On vit décidément dans un monde où l’indécence et le cynisme des classes dominantes s’étale sans le moindre complexe… en réussissant qui plus est à se faire passer pour de la philanthropie de haut vol !

Les « hyper-riches » ont donc décidé de filer un coup de main à leurs copains présidents en réclamant d’être « taxés ». Des chefs d’Etats qui n’en demandaient pas tant pour endormir les colères populaires. Que Warren Buffet, l’homme qui en 2006 déclarait « Il y a une guerre des classes, c’est un fait, mais c’est ma classe, la classe des riches qui mène cette guerre, et nous sommes en train de la gagner », soit le promoteur de cette fumeuse « idée » outre-Atlantique est pourtant suffisamment explicite. Ce gigantesque bluff, importé dans l’hexagone, cherche à faire croire qu’on demande aux « riches » les mêmes efforts qu’aux travailleurs et aux travailleuses pour supporter la dette immonde.

[*Escroquerie !*]

La fameuse « taxe » va rapporter 200 millions d’euros.
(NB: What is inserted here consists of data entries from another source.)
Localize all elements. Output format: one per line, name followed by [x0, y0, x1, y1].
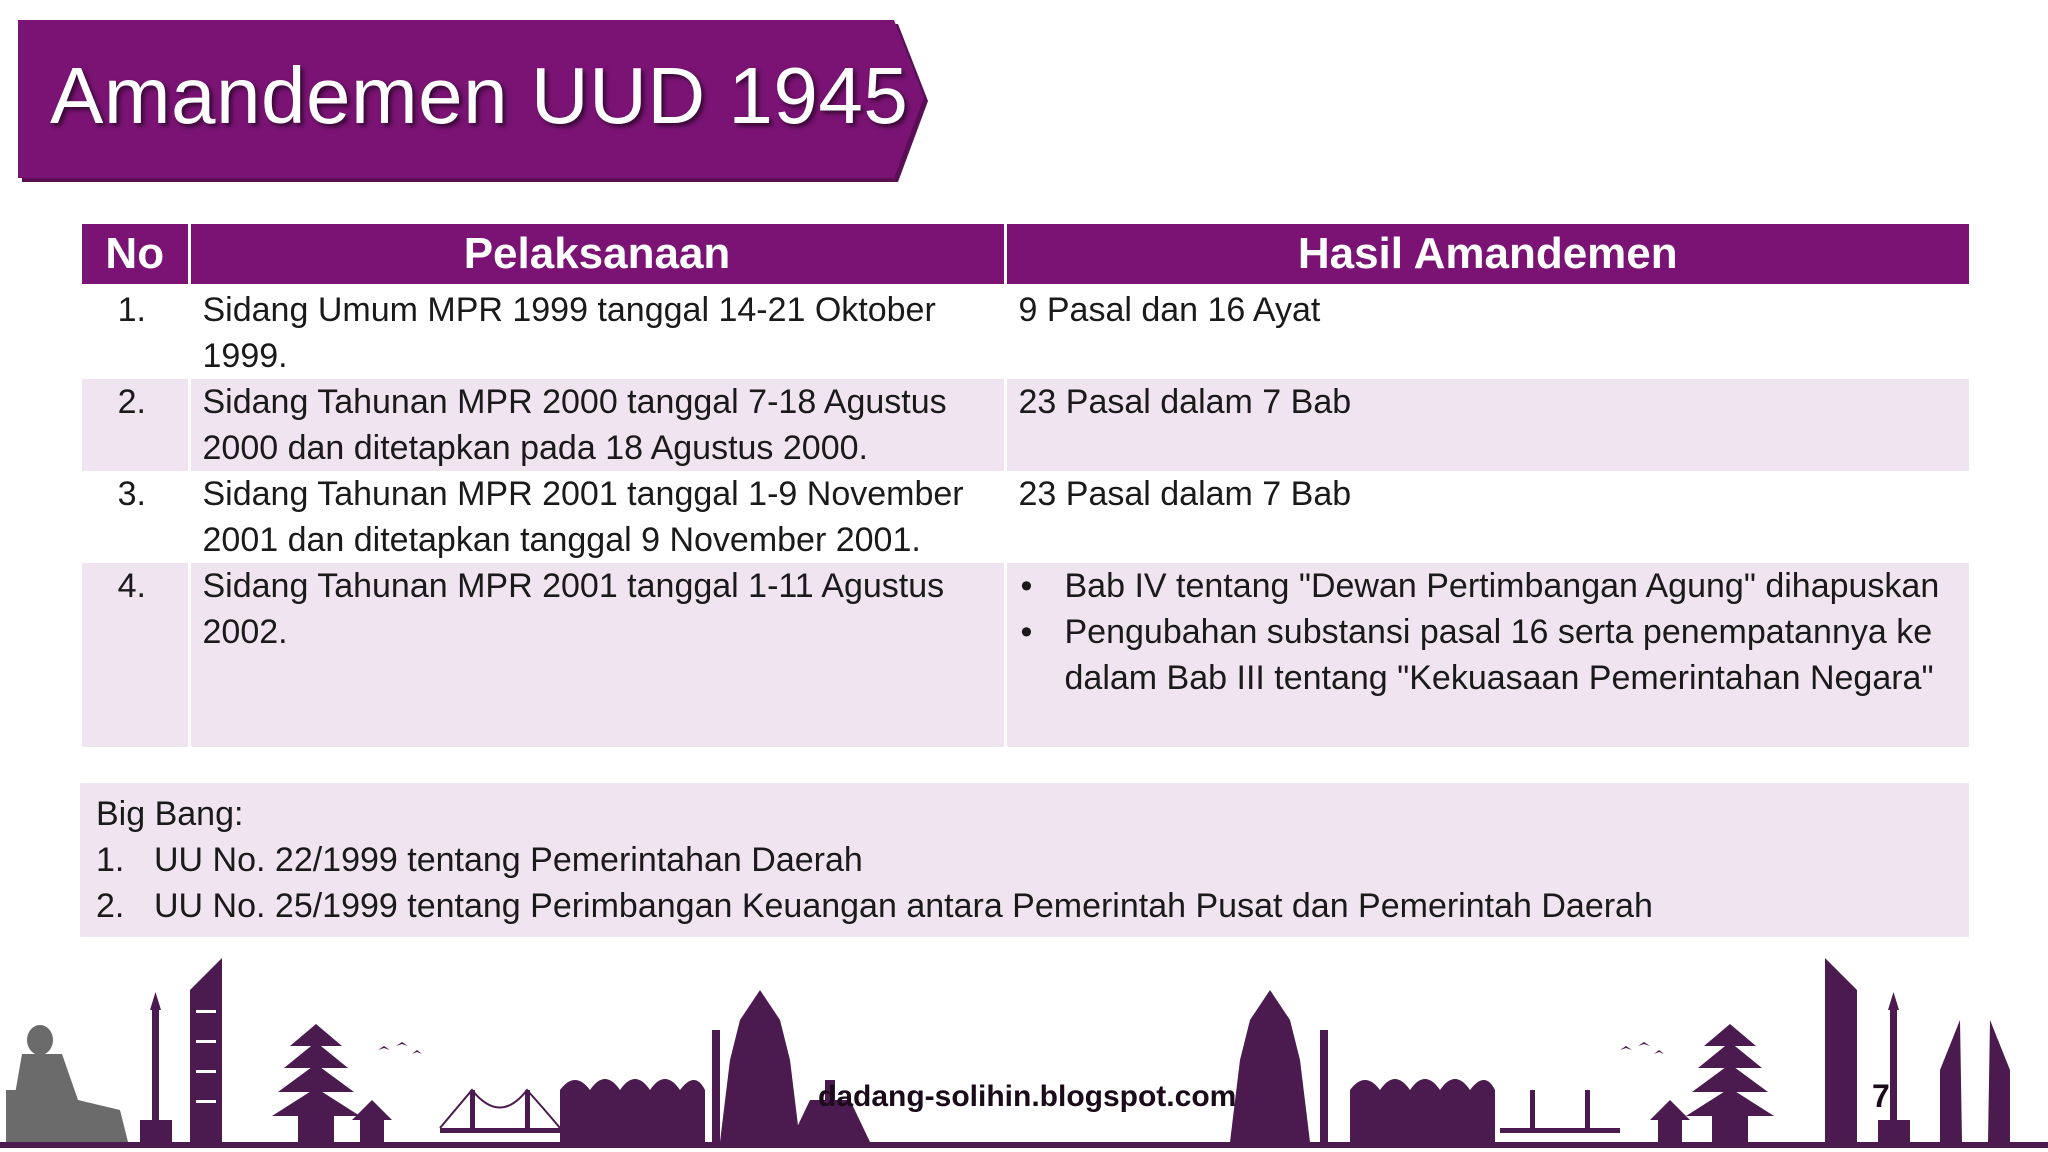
table-row	[82, 286, 1969, 380]
gate-icon	[1940, 1020, 2010, 1142]
shrine-icon	[1650, 1100, 1690, 1142]
temple-gate-icon	[1230, 990, 1328, 1142]
monument-icon	[1878, 992, 1910, 1142]
row-number: 4.	[82, 563, 189, 747]
row-number: 1.	[82, 286, 189, 380]
row-hasil	[1005, 563, 1969, 747]
row-number: 3.	[82, 471, 189, 563]
bullet-item	[1019, 563, 1958, 609]
traditional-house-icon	[1350, 1079, 1495, 1142]
shrine-icon	[352, 1100, 392, 1142]
row-pelaksanaan: Sidang Tahunan MPR 2001 tanggal 1-9 November 2001 dan ditetapkan tanggal 9 November 2001.	[189, 471, 1005, 563]
row-pelaksanaan: Sidang Umum MPR 1999 tanggal 14-21 Oktober 1999.	[189, 286, 1005, 380]
bridge-icon	[1500, 1090, 1620, 1133]
bullet-icon: •	[1020, 567, 1033, 605]
bullet-item	[1019, 609, 1958, 701]
tower-icon	[190, 958, 222, 1142]
ground-line	[0, 1142, 2048, 1148]
temple-gate-icon	[712, 990, 800, 1142]
bigbang-box	[80, 783, 1969, 937]
bullet-text: Pengubahan substansi pasal 16 serta penempatannya ke dalam Bab III tentang "Kekuasaan Pemerintahan Negara"	[1064, 613, 1934, 697]
table-row	[82, 563, 1969, 747]
pagoda-icon	[272, 1024, 360, 1142]
list-item	[96, 837, 1969, 883]
tower-icon	[1825, 958, 1857, 1142]
header-hasil: Hasil Amandemen	[1005, 224, 1969, 286]
birds-icon	[1620, 1042, 1664, 1054]
amendment-table	[82, 224, 1969, 747]
table-row	[82, 379, 1969, 471]
row-hasil: 23 Pasal dalam 7 Bab	[1005, 379, 1969, 471]
statue-icon	[6, 1025, 128, 1142]
page-number: 7	[1872, 1078, 1890, 1114]
row-number: 2.	[82, 379, 189, 471]
hasil-bullet-list	[1019, 563, 1958, 701]
row-hasil: 9 Pasal dan 16 Ayat	[1018, 291, 1321, 329]
list-item-number: 2.	[96, 887, 125, 925]
list-item	[96, 883, 1969, 929]
table-row	[82, 471, 1969, 563]
birds-icon	[378, 1042, 422, 1054]
bullet-icon: •	[1020, 613, 1033, 651]
page-title: Amandemen UUD 1945	[50, 51, 909, 140]
header-pelaksanaan: Pelaksanaan	[189, 224, 1005, 286]
traditional-house-icon	[560, 1079, 705, 1142]
title-banner	[18, 20, 933, 182]
row-pelaksanaan: Sidang Tahunan MPR 2001 tanggal 1-11 Agustus 2002.	[189, 563, 1005, 747]
table-header-row	[82, 224, 1969, 286]
list-item-text: UU No. 25/1999 tentang Perimbangan Keuangan antara Pemerintah Pusat dan Pemerintah Daerah	[154, 887, 1653, 925]
row-hasil: 23 Pasal dalam 7 Bab	[1018, 475, 1352, 513]
row-pelaksanaan: Sidang Tahunan MPR 2000 tanggal 7-18 Agustus 2000 dan ditetapkan pada 18 Agustus 2000.	[189, 379, 1005, 471]
pagoda-icon	[1686, 1024, 1774, 1142]
skyline-decoration	[0, 950, 2048, 1152]
list-item-text: UU No. 22/1999 tentang Pemerintahan Daerah	[154, 841, 863, 879]
bridge-icon	[440, 1090, 560, 1133]
header-no: No	[82, 224, 189, 286]
bigbang-heading: Big Bang:	[96, 795, 244, 833]
bullet-text: Bab IV tentang "Dewan Pertimbangan Agung" dihapuskan	[1064, 567, 1940, 605]
list-item-number: 1.	[96, 841, 125, 879]
footer-url[interactable]: dadang-solihin.blogspot.com	[818, 1080, 1237, 1113]
monument-icon	[140, 992, 172, 1142]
Une broutille quand les « niches fiscales » rapportent au 1 % les plus riches 3 milliards par an, que les exonérations de charges sociales permettent aux patrons d’empocher 15 milliards par an. C’est de la poudre aux yeux pour maintenir leurs privilèges. L’austérité ce sont bien les salarié-e-s qui vont la supporter, pas les grands bourgeois !

Il n’y a pas « d’efforts partagés » à faire : il y a la guerre des classes… et il est temps que la nôtre s’y mette.